Yes, despite those settings in Energy Saver being unchanged, my iMac had gone to sleep, its hard disk with it.
There was no harm done apart from losing another few hours from the life of its hard disk, but I’m totally baffled that macOS seems to have defied the Energy Saver settings. When I went to check those, in /Library/Preferences/SystemConfiguration/com.apple.PowerManagement.plist, I was surprised to see that file gone, leaving a shadow file in its place, with ~previous appended to its extension.
As far as I can tell, the update to macOS Sierra 10.12.2 moved the location of the Energy Saver settings file from there back to /Library/Preferences/com.apple.PowerManagement.plist Having found that, my settings definitely contain the entries
<key>Disk Sleep Timer</key>
<key>System Sleep Timer</key>
which should prevent both system and hard disk sleep. Even in the settings for use when running off my UPS, disk sleep is fixed at 0, which should prevent hard disk sleep.
So, what happened in the logs?
At 06:39, macOS suddenly decided that it was going to sleep:
06:39:28.13 sharingd: [com.apple.sharing.Daemon] Device can sleep
06:39:34.30 securityd: [com.apple.securityd.powerwatch] can system sleep
06:39:41.90 LaterAgent: (StoreFoundation) [com.apple.commerce.CKLegacy] LAPowerEventObserver: System is considering sleep
06:39:34.66 securityd: [com.apple.securityd.powerwatch] system will sleep
06:39:34.66 securityd: [com.apple.securityd.SS] 0x7fff51908b30 will sleep
06:39:28.51 sharingd: [com.apple.sharing.Daemon] Device will sleep
06:39:48.62 kernel: PMRD: System Sleep
06:39:48.64 kernel: IOCPUSleepKernel
06:39:48.64 kernel: IOPlatformSleepAction -> AppleSMBusControllerICH
06:39:48.64 kernel: IOPlatformSleepAction -> AppleThunderboltHAL
06:39:49.17 kernel: (AppleThunderboltNHI) AppleThunderboltGenericHAL::lateSleep - complete - took 532 milliseconds
06:39:49.17 kernel: (AppleACPIPlatform) ACPI SLEEP
When I rudely woke it up after this catnap:
07:21:58.85 kernel: (AppleSMC) Previous sleep cause: 5
07:21:58.96 kernel: PMRD: prevent idle sleep list: IODisplayWrangler+ (1)

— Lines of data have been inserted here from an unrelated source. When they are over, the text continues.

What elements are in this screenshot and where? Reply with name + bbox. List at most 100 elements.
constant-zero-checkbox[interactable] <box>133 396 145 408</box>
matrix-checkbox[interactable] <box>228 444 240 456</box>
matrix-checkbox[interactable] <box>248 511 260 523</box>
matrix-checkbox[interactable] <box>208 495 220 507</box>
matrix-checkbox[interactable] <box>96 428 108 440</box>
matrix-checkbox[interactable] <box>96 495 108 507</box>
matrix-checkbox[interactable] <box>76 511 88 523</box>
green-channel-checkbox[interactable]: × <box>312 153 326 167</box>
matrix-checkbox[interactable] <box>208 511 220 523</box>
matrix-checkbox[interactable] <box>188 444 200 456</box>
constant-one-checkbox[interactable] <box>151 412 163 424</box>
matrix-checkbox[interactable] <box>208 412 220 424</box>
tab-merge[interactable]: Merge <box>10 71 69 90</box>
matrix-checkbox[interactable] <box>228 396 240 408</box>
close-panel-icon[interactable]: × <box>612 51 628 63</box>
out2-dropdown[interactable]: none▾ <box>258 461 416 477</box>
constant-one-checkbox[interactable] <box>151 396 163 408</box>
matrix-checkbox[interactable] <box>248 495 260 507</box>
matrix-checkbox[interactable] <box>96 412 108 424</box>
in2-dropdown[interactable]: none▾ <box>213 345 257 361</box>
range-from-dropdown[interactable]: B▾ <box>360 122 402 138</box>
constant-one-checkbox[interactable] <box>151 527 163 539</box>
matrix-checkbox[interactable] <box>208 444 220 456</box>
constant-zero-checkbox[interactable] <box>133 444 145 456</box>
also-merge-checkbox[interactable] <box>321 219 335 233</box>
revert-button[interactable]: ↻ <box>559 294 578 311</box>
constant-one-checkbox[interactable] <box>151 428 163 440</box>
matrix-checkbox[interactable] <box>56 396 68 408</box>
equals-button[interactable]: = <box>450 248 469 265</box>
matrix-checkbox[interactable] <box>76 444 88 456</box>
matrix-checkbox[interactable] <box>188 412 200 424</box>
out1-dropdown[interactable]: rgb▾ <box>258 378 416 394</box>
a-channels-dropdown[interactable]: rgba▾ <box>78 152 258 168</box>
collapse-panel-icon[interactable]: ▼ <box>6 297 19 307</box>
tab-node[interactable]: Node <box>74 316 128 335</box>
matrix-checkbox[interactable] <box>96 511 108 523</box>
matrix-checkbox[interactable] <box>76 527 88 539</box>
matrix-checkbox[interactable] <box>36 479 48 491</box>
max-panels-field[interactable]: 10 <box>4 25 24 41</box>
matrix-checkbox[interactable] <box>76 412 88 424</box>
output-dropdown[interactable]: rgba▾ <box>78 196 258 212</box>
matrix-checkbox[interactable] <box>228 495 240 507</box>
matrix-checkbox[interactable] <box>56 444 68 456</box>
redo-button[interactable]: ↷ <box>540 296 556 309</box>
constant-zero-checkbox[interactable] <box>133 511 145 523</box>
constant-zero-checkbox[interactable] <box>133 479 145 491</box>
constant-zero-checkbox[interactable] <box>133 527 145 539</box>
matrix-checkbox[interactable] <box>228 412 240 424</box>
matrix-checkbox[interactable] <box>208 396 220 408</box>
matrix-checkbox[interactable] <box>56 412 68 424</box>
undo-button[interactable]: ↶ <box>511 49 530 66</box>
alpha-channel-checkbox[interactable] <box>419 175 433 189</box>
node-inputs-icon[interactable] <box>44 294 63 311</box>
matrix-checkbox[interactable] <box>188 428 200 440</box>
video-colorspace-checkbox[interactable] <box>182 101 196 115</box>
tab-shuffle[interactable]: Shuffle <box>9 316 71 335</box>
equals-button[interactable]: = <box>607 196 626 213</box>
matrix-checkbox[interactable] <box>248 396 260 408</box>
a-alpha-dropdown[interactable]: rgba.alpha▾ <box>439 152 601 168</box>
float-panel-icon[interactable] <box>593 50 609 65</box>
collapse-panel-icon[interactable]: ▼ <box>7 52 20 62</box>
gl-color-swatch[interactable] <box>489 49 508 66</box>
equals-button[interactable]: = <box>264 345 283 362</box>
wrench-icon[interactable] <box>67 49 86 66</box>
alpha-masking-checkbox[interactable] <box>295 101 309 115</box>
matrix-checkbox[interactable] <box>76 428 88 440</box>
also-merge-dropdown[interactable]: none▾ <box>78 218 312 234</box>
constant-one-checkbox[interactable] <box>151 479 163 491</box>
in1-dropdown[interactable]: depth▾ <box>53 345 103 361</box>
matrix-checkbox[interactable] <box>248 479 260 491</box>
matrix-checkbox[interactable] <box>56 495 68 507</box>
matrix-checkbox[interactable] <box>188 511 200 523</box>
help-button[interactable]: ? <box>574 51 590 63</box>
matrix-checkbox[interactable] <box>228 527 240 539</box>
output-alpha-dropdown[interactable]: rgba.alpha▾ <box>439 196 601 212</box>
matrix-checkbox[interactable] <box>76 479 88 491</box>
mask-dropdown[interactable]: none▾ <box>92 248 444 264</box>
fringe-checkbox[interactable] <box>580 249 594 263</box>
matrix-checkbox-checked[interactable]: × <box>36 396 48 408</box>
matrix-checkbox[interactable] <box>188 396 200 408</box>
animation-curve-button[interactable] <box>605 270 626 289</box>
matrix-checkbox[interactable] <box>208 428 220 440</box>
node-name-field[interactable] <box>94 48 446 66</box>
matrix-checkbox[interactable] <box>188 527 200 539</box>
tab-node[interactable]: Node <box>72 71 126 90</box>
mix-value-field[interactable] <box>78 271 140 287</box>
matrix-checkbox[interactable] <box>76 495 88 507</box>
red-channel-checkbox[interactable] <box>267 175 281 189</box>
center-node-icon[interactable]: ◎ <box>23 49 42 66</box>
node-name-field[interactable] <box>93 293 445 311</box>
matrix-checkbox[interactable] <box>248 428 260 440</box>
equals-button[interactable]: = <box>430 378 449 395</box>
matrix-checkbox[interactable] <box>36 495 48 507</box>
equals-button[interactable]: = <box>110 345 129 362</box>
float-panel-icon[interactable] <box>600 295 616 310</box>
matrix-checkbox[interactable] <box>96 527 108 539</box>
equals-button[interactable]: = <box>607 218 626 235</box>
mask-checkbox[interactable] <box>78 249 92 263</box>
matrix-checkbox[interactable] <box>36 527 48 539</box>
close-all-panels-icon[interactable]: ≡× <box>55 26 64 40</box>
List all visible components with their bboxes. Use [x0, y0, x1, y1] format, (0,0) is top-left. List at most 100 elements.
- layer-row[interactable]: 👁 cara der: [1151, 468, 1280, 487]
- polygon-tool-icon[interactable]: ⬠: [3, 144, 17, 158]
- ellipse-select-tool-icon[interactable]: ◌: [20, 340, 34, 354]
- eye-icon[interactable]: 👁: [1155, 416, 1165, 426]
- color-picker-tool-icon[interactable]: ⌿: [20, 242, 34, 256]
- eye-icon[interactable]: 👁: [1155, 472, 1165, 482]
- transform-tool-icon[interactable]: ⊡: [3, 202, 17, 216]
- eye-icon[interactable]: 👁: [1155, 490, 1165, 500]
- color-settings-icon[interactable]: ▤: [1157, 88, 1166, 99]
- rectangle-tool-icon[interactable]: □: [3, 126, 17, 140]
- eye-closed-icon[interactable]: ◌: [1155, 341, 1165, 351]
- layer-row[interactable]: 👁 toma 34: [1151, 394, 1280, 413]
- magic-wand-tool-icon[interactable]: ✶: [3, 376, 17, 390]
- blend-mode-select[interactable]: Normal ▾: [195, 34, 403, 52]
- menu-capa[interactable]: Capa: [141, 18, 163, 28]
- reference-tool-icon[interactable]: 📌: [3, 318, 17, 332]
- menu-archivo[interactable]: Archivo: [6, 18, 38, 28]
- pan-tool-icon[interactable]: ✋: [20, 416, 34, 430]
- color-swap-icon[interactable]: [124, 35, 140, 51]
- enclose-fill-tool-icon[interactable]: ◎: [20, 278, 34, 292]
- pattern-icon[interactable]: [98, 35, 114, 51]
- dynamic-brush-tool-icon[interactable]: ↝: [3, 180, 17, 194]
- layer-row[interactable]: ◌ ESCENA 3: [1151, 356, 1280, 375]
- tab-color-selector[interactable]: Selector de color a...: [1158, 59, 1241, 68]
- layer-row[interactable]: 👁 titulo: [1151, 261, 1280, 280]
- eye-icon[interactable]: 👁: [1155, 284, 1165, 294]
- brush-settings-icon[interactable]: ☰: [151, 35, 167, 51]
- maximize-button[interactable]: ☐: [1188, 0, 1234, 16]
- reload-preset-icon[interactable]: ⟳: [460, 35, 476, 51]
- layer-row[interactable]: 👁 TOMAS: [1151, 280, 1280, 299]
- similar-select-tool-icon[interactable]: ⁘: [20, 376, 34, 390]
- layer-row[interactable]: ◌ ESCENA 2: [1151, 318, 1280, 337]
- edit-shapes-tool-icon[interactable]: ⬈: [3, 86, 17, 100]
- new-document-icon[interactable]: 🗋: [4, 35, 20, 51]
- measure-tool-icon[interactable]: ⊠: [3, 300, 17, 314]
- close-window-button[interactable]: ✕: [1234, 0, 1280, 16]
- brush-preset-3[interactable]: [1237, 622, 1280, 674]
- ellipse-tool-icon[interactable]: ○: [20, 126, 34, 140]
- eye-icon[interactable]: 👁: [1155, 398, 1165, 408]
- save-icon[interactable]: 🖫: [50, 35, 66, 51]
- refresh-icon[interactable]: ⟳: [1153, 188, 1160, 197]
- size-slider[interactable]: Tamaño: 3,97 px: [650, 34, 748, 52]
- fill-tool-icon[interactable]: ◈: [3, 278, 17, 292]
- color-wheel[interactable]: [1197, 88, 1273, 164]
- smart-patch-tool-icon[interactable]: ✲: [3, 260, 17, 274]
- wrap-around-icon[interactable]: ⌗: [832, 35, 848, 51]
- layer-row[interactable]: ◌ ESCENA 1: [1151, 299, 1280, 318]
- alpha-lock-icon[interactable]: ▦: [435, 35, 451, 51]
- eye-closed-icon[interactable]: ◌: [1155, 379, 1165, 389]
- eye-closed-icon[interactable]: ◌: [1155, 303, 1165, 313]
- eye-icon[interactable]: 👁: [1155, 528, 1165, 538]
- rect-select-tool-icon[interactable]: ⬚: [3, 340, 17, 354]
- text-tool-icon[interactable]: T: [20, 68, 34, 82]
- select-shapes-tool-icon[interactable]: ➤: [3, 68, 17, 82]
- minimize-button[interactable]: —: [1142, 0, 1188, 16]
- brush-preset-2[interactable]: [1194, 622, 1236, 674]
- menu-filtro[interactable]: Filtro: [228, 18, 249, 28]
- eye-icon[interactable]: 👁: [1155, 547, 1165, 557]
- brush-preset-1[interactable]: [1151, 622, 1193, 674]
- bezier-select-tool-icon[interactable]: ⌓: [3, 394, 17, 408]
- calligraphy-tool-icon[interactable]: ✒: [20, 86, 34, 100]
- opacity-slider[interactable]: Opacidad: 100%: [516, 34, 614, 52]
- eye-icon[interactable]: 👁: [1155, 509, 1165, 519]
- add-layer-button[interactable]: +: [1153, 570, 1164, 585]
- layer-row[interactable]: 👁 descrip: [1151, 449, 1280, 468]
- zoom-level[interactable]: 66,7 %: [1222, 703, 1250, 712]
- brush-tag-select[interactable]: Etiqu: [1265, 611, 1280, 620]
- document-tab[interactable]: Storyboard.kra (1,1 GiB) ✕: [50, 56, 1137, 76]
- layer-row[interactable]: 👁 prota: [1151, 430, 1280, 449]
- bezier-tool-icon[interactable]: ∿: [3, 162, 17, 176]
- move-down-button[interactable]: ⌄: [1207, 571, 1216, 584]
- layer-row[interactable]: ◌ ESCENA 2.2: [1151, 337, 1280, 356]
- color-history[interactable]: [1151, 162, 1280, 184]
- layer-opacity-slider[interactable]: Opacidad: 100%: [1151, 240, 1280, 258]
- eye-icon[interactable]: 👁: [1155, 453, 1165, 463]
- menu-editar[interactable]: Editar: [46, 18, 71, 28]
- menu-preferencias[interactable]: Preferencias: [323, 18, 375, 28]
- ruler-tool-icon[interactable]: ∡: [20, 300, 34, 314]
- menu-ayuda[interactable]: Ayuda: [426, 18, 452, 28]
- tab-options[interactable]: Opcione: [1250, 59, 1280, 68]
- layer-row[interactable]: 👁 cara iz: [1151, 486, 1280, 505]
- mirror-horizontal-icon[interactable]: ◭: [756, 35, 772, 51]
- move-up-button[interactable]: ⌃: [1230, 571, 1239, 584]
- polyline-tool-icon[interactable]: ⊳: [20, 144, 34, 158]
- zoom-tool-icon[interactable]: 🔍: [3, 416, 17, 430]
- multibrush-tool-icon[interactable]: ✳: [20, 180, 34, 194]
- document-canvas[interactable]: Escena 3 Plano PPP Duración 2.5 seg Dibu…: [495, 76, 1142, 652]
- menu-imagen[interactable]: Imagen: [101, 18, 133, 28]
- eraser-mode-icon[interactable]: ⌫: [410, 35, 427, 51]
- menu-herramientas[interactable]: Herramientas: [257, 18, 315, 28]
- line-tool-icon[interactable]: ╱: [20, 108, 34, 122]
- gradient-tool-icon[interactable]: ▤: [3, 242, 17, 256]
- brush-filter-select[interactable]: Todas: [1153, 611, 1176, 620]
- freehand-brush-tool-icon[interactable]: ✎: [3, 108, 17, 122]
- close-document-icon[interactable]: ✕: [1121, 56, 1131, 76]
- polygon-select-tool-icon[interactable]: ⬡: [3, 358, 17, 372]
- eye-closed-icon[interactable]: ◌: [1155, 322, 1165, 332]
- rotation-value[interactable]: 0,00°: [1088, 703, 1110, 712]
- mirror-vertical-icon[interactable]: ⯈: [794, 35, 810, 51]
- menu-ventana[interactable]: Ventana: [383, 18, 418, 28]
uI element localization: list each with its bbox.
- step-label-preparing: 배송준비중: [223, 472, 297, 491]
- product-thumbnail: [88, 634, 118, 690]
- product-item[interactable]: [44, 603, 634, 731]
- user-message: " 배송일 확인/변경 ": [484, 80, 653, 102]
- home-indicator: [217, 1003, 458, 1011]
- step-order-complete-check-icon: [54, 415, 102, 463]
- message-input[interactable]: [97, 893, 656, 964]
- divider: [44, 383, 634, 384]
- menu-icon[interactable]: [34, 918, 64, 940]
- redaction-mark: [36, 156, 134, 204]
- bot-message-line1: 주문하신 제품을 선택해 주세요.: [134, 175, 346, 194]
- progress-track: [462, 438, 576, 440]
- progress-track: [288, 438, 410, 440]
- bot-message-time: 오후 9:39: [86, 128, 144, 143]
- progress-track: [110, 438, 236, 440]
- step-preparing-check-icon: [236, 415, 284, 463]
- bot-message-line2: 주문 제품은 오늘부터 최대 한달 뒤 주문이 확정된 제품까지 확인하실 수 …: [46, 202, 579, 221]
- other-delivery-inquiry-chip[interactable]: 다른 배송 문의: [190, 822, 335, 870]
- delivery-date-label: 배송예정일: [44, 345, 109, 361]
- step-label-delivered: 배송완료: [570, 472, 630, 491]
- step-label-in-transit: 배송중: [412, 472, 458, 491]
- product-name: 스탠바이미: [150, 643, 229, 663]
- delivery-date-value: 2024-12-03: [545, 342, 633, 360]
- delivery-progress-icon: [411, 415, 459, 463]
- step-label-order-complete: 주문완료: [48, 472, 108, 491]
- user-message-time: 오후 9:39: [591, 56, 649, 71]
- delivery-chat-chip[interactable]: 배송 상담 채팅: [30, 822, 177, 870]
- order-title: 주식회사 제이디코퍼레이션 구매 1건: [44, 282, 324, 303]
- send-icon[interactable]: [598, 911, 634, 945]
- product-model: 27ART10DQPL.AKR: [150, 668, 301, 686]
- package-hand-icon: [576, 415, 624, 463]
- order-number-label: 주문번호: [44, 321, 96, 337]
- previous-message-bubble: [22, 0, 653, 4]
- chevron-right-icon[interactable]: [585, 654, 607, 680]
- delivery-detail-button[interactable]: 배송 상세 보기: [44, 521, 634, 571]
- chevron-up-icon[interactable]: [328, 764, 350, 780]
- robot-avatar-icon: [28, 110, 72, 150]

07:21:58.96 kernel: prevent idle sleep list: IODisplayWrangler+ (1)
07:21:59.70 kernel: (PromiseSTEX) STEX : setPowerState : 2, (0 = sleep , 1 = pause, 2 = wake)
Apparently code 5 for a previous sleep cause means a user-initiated or -controlled event, rather than power-related. At no time had my Mac restarted (it has now run 23 days without shutdown or restarting).
So there is a ghost in this machine, and it seems to get tired on occasion. Or can you think of a better explanation?